Your Weekly Walkaway - Did The EU President Negotiate COVID Cure by txt?
Newsletter Issue No. 5 (14th October 2022)
The Weekly Walkway highlights negotiation in its ‘good’, ‘bad’ and sometimes ‘downright ugly’ forms. What to expect?
Quote of the Week - yup, exactly what it says.
Tactic of the Week - In Your face
Thought of the Week - Conscious Negotiators Don’t Text!
Your Week - Repeated my number
Their Week - Pfizer CEO negotiated EU COVID vaccine contract via text
Remember: You are a negotiator!
You are always managing some form of conflict, a difference in opinion or interest.
QUOTE OF THE WEEK
Victor Kiam
“A negotiator should observe everything. You must be part Sherlock Holmes, part Sigmund Freud.”
TACTIC OF THE WEEK
In Your Face
Never expect a level of comfort when conducting business. If your counterpart chooses to change the environment to make you uncomfortable (temperature, invading your personal space, lights in your eyes, uncomfortable chairs etc.) they are doing so to ‘get in your face’. To make you feel uncomfortable and to take power from you. How about when they are being overly accommodating or even flirting? ‘In your face’. Perhaps you have more power than you first thought. How to control this? Call it out. Change the environment. Take charge. If you are unable to change their behaviour, call it out, ‘this is not professional’ and suggest the next time you meet they get ‘that chair’ and leave.
THOUGHT OF THE WEEK
Conscious Negotiators Don't Text!
Leave Nothing to Chance
Negotiators know nothing ever happens by accident; whether it happens consciously or subconsciously, negotiators need to be aware of everything. Everything that is said or done, consciously or subconsciously.

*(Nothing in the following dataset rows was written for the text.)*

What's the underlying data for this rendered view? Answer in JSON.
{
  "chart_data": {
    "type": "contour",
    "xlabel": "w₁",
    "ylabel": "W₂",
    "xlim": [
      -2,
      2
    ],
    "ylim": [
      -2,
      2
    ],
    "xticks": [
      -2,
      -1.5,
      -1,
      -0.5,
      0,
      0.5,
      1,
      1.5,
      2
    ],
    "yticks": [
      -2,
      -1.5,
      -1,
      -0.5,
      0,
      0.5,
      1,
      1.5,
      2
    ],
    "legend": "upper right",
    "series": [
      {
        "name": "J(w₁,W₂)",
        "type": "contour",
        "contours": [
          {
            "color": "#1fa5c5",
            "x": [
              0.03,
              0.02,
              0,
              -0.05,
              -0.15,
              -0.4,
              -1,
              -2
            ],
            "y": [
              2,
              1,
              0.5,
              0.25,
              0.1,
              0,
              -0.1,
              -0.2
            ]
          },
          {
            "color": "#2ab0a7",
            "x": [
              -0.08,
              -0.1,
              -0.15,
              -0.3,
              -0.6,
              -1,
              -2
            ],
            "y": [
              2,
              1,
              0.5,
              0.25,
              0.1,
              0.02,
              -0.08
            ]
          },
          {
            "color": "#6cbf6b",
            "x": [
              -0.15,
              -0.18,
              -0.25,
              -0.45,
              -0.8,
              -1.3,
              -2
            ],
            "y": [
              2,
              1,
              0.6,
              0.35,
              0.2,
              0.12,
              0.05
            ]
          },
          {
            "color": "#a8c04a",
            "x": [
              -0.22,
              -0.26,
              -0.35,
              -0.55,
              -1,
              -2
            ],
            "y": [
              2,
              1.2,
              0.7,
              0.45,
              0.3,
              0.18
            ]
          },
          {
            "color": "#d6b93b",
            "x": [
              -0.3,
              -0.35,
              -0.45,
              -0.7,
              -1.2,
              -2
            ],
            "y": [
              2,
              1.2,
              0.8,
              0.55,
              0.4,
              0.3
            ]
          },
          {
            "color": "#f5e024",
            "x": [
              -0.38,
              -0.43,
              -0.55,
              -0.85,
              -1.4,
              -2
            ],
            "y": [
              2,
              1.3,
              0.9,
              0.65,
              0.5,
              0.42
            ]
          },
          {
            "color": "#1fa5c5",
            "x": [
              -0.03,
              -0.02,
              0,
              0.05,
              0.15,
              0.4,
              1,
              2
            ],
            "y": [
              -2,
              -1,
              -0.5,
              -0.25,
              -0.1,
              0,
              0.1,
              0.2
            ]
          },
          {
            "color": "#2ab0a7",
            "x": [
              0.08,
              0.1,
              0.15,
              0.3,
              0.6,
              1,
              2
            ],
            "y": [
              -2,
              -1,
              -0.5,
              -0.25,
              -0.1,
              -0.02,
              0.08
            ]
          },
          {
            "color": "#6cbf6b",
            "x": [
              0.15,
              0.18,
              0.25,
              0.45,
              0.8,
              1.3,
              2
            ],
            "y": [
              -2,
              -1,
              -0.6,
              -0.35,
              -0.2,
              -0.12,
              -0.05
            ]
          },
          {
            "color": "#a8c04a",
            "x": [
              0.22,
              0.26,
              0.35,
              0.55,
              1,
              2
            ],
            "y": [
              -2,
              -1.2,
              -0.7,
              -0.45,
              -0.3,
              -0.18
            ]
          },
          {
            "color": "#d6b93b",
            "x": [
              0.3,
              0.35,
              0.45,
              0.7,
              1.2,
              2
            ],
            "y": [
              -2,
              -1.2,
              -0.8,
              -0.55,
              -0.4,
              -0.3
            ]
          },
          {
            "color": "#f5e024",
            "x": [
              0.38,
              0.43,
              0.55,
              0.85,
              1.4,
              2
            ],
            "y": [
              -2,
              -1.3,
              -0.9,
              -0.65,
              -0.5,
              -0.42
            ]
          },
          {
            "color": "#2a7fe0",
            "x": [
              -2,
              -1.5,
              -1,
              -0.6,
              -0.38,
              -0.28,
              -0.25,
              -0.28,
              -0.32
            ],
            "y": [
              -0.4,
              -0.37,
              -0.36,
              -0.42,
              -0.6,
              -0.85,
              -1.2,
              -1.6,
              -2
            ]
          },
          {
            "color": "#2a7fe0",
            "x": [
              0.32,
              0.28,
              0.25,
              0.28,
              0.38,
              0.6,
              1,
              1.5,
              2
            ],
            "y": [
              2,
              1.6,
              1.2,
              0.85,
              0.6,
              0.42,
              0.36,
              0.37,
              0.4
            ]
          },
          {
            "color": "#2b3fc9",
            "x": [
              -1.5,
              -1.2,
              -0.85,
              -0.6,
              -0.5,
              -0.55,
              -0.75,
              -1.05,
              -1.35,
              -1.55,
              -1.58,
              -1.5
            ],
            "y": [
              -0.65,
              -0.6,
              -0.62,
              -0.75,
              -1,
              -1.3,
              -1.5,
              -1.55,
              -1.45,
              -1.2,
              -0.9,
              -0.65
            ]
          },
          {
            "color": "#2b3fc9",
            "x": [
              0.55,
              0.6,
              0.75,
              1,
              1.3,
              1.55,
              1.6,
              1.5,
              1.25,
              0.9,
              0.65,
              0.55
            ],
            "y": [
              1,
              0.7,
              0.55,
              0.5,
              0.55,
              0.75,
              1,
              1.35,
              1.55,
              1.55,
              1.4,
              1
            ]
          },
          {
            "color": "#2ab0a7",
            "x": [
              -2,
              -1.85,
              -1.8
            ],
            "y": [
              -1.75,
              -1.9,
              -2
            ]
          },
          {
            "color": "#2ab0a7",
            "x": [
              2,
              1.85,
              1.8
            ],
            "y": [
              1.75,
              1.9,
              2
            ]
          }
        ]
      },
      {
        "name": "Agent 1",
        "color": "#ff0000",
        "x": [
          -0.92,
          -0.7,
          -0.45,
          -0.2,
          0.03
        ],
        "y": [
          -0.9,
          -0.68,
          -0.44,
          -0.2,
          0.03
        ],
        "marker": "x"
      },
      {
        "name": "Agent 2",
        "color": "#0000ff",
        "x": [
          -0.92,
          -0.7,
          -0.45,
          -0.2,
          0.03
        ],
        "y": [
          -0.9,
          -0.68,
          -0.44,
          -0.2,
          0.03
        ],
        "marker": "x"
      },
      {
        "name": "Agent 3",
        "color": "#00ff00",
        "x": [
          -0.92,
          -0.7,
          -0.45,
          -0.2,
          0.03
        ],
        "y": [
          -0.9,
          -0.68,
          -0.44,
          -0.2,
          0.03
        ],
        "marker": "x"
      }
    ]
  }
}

The best negotiators feel free to make assumptions from observations. They don't mind being wrong. In fact, they give themselves permission to be wrong. This enables them to question assumptions without a loss of pride. Why? Because any information is good information.
We all observe and deduce. We are doing it all the time. It is in us from our earliest ancestors, and we've been doing it since we were first born and looked up into our mother's eyes.
Professor Albert Mehrabian, UCLA in the 1970s, suggested that human communication, how we convey feelings and emotions, can be broken down into the following forms;
Non-Verbal - 55%
Tone - 38%
Verbal - 7%
If this is correct, then consider how much ‘real’ communication you could be missing by negotiating through text messages, emails and even snail mail!
Yes, we are ever busy, on the move, and WhatsApp’ing or emailing might seem appropriate at the time but reflect; maybe you could have gotten more if you had picked up your mobile and called or opened your laptop and ‘Team’d’, Zoom’d, or Webex’d instead. Text messaging as a form of negotiation can be done, yes, but wow! Look how much ‘communication’ you’re missing!
Ensure you don't miss anything nor send the wrong messages, meet face to face. Leave nothing to chance.
In negotiation, people use life experiences to interpret actions going on around them. They interpret your non-verbal then your tone and finally your words, then they jump to conclusions. If those actions are just words without the tone or non-verbal expressions to accompany them, miscommunication and misunderstandings are ever-present. Beware. Be aware. Their perception becomes their reality.
Take the time to meet face to face. Concentrate, be conscious, watch, ‘read’, and observe them. Allow yourself to make assumptions. Then test those assumptions. Right or wrong, it doesn't matter; it is all information, and information is power. Leave nothing to chance.
YOUR WEEK
I repeated my number.
Negotiated for damages, compensation. I opened extreme requiring all compensation to be paid. I kept repeating my number. I had clearly defined ZOPA and walkaway with planned moves. I made my planned moves and forced them to concede.
THEIR WEEK
Pfizer exec denies CEO negotiated EU COVID vaccine contract via text message.
Pfizer exec denies CEO negotiated EU COVID vaccine contract via text message.
In an interview with the New York Times in April 2021, European Commission President Ursula von der Leyen revealed she had exchanged texts with Pfizer Chief Executive Albert Bourla for a month while the contract was under negotiation, prompting calls to publish the exchange.
The Commission said in June this year that it no longer had the texts, which later drew criticism from the European Union's ombudswoman.
The contract signed last year was the biggest ever sealed for COVID-19 vaccines, with the EU committing to buy 900 million Pfizer-BioNTech (22UAy.DE) shots, with an option to buy another 900 million.
Zoom out
Wow! What arrogance. You would hope this is just fake news but.. wow! The ego. The lack of conscious competence. The lack of competence! We can only just hope this is not the way our most senior leaders conduct themselves, but it does beg the question; “have they ever been trained to negotiate or are they just ‘playing’ at negotiation?”
I’d love to analyse those messages. But, surprise, they cant be found. 900mio plus another 900mio shots. €?